Another way for the Grand Chamber to respond would be by way of a more cautious
judgment. A judgment which expands the case law on standing by recognizing
environmental organizations as victims under art. 34 where there is a clear link between
the organization’s interests, its statutory purposes and those of its members that are
particularly vulnerable and directly impacted by a particular risk. A cautious judgment
might also reasonably apply the Court’s existing environmental risk doctrine to climate
change simply on the grounds that a significant risk is evident. The real challenge
obviously surrounds the content of the due diligence obligation and the precise form of
the domestic legal response required by the positive obligation. Instead of weighing in on
the ‘fair share’ question through a reliance on the CAT calculations, the Grand Chamber
may simply declare that the due diligence obligation requires states to put in place
domestically binding emission reduction obligations, through a process open to the public
via consultations and participation, and that these ought to be established in accordance
with a responding state’s obligations in international law.

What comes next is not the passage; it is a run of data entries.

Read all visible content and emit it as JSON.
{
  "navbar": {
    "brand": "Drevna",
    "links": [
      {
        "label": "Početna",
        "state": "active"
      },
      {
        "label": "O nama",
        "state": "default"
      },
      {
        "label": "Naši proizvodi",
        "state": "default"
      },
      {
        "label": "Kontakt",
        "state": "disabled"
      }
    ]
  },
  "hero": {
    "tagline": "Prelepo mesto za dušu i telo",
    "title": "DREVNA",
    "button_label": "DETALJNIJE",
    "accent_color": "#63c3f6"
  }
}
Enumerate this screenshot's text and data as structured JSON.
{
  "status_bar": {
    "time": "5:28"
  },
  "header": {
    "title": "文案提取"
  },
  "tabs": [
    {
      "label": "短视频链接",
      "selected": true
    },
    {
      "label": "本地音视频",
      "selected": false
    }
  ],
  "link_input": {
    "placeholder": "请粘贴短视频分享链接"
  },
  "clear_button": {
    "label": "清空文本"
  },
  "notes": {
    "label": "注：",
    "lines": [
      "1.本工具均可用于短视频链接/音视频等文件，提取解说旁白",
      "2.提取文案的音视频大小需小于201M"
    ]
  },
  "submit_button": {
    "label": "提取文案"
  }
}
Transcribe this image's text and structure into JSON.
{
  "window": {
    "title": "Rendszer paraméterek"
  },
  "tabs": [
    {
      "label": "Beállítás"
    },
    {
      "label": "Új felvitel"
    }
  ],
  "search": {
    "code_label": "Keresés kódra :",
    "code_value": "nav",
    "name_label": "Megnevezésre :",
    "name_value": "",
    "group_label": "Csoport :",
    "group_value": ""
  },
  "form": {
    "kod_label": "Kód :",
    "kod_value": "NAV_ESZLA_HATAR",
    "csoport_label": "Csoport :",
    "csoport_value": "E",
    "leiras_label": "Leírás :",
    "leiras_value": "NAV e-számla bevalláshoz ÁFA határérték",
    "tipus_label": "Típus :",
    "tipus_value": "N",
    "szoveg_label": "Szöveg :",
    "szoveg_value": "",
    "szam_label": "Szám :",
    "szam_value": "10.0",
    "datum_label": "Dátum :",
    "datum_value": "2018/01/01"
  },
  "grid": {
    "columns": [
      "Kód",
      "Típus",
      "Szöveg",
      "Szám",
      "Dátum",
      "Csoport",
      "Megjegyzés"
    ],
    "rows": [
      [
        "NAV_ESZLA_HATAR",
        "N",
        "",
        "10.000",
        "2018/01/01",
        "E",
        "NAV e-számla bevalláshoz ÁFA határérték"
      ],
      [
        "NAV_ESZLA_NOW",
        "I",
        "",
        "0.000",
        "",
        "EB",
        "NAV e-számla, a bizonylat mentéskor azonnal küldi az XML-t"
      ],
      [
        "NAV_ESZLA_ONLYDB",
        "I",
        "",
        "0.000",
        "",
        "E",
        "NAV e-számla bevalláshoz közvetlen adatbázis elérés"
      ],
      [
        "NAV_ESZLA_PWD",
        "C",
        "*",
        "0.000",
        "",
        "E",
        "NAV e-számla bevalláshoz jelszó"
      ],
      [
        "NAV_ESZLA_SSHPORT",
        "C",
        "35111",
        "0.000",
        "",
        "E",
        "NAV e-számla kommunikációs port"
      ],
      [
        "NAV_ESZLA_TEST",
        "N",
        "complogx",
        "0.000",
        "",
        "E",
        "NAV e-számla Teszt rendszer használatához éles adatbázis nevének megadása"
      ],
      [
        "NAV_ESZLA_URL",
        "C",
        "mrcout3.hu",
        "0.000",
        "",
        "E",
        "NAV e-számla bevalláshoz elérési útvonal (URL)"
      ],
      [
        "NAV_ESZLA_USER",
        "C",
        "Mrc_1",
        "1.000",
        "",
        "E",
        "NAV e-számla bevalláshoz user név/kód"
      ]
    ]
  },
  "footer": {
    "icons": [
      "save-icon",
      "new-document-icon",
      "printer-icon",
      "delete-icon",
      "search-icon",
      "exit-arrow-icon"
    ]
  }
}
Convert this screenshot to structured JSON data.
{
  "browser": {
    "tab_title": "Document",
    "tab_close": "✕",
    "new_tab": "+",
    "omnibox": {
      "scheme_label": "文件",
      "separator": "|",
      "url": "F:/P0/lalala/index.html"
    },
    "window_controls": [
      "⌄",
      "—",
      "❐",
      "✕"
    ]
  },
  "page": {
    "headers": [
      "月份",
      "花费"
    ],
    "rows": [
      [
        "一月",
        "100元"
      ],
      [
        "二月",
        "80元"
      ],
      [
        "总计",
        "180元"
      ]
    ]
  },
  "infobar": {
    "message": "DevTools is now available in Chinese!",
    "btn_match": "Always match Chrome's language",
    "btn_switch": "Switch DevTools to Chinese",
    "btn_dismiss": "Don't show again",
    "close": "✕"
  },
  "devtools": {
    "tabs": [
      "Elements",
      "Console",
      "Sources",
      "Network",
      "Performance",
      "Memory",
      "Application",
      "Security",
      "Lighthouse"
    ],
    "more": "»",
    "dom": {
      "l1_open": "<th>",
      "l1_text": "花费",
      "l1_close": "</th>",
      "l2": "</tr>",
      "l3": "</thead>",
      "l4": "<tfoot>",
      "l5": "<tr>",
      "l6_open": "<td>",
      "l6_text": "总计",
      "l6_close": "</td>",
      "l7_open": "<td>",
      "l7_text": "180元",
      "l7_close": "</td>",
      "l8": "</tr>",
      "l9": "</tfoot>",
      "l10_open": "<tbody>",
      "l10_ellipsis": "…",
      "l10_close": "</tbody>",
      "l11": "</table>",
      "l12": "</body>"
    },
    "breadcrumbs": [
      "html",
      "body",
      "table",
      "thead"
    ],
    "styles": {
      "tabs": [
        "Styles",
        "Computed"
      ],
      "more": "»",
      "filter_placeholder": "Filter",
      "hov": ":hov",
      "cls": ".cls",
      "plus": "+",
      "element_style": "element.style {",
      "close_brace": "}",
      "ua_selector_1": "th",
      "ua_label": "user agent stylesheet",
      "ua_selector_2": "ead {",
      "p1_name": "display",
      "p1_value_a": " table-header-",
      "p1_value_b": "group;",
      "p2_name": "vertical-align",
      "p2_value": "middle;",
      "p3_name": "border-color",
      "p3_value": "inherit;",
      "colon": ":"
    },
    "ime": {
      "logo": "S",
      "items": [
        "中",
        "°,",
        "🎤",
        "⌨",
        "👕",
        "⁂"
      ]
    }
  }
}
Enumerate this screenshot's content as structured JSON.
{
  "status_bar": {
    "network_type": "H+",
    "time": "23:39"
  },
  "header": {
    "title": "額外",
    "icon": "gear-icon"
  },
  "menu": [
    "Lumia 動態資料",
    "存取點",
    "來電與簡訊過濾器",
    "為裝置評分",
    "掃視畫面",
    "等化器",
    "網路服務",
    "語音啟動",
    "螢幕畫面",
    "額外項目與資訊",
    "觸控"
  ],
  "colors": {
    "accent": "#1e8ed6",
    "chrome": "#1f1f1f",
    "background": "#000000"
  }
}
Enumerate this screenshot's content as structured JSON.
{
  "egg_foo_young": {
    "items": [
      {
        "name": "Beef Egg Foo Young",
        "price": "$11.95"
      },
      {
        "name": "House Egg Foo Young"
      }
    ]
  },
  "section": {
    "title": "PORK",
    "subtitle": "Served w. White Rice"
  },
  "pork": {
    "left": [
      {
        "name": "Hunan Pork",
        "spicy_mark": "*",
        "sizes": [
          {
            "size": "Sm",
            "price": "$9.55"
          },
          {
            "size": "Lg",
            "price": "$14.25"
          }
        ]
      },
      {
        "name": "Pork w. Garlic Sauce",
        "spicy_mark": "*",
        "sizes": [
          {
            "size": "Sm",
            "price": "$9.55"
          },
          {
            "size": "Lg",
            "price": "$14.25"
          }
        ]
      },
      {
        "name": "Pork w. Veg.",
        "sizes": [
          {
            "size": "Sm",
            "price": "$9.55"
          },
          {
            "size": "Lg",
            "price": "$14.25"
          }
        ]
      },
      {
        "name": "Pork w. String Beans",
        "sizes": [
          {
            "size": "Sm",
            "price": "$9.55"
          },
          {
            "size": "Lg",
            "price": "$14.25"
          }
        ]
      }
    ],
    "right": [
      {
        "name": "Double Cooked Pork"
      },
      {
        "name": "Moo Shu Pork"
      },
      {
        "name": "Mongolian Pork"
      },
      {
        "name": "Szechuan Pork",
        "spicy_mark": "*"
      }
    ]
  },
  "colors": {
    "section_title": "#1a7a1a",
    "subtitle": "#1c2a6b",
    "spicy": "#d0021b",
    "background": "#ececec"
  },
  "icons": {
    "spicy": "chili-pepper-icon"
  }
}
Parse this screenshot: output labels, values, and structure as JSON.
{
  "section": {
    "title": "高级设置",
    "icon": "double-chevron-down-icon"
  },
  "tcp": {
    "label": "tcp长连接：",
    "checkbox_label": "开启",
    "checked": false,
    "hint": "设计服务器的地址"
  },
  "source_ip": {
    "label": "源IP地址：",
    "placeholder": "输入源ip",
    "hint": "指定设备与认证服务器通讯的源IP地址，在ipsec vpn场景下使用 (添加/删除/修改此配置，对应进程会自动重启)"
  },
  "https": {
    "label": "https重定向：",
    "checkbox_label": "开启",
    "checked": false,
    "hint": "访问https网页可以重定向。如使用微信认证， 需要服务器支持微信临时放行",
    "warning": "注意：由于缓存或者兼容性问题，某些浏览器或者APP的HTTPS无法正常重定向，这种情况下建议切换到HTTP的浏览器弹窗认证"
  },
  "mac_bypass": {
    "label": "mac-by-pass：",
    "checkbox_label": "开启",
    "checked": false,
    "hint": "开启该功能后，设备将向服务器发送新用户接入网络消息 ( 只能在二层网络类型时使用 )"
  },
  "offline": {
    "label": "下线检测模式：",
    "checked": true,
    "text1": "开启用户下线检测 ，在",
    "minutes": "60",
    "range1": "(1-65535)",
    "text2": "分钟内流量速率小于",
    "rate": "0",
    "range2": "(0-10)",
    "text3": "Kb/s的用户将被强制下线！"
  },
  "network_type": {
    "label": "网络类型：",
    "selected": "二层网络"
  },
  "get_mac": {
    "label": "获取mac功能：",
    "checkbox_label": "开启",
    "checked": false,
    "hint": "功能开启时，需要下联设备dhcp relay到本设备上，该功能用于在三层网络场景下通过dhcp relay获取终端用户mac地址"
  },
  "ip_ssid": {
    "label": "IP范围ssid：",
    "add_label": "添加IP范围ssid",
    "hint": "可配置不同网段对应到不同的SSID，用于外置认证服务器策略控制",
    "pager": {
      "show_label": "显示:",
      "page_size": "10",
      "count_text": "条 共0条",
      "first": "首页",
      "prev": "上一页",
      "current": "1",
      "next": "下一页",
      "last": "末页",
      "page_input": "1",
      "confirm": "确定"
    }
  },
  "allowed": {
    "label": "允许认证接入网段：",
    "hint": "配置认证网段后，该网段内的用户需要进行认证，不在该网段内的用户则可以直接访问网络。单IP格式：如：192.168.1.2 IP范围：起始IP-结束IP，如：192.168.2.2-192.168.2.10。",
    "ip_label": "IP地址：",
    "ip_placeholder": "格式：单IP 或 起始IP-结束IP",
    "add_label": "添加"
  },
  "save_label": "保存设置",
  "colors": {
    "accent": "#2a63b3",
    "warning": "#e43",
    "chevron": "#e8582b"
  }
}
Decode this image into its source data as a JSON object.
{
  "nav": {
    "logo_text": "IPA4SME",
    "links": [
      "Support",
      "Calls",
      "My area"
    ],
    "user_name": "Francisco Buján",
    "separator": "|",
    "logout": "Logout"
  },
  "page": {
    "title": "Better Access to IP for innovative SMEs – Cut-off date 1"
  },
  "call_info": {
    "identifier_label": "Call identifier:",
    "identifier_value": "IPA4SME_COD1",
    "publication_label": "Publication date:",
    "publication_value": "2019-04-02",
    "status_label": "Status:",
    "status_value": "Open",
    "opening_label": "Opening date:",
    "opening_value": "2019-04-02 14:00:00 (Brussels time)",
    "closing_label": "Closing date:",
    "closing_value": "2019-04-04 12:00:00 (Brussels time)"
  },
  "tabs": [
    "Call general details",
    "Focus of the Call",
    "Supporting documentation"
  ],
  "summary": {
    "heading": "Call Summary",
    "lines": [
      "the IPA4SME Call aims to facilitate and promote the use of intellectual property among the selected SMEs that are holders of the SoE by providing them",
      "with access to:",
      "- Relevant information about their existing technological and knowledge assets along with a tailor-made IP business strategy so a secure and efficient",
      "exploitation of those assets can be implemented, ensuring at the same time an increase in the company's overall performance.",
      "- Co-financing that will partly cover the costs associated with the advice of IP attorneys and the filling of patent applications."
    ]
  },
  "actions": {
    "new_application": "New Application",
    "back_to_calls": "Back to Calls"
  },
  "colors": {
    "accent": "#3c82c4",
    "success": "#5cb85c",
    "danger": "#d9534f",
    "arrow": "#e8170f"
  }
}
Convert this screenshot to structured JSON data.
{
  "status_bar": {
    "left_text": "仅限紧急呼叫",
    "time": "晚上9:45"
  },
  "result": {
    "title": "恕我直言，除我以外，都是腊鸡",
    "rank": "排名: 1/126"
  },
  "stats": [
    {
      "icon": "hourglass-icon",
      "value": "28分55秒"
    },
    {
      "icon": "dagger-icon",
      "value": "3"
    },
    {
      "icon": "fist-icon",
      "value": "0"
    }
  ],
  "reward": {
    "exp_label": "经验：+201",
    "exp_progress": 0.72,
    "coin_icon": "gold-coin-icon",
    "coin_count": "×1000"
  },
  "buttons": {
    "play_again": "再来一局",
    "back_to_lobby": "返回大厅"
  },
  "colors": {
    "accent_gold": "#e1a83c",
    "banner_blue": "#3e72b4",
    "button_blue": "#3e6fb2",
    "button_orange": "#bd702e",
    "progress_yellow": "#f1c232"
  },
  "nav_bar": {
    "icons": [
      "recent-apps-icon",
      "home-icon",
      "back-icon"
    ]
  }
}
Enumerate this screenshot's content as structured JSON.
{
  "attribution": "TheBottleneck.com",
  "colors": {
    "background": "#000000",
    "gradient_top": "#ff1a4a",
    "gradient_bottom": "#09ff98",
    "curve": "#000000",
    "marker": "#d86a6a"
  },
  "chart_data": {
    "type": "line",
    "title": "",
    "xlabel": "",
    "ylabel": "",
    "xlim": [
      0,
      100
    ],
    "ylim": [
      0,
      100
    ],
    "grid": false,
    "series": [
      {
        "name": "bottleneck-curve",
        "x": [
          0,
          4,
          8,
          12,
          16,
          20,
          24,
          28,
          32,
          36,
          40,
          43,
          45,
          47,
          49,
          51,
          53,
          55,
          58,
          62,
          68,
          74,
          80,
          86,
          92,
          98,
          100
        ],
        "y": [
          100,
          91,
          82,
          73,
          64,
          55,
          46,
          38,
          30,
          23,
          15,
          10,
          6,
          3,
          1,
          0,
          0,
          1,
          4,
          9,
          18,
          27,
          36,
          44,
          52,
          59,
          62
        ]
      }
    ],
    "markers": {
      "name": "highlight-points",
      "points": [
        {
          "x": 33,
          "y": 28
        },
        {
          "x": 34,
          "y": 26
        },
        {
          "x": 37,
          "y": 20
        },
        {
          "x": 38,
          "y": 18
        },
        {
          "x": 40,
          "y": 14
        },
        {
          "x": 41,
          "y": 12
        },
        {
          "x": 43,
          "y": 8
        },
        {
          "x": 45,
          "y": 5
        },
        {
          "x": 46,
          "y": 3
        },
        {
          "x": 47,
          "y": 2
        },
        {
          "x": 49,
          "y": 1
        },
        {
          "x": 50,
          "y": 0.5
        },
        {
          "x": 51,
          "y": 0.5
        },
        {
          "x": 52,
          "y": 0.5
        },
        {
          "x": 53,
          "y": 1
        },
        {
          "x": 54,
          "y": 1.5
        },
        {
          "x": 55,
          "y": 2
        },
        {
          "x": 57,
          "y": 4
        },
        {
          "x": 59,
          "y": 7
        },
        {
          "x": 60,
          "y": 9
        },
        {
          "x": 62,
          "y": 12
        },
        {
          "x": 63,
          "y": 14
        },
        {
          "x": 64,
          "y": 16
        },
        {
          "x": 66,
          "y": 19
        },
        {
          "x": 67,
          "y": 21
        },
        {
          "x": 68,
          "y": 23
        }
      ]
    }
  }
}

Doing so would strike a pragmatic balance between the Court’s function as an
international human rights tribunal with a supervisory jurisdiction, the limitations this
inevitably entails, and the argument that not engaging climate change risks in the present
cases would likely only succeed in the Grand Chamber kicking the can down the road for
the numerous other cases likely to follow (although in the case of Carême the claimant’s
resident situation arguably poses significant admissibility issues). Importantly, one such
judgment would also provide a basis for claimants to press ahead with claims in domestic
courts where tribunals arguably would be better placed to develop more tangible
remedies and specify in more detail, under domestic law, the precise form and content of
emission reduction obligations. It would, in other words, allow the Grand Chamber to
provide a steer for future proceedings.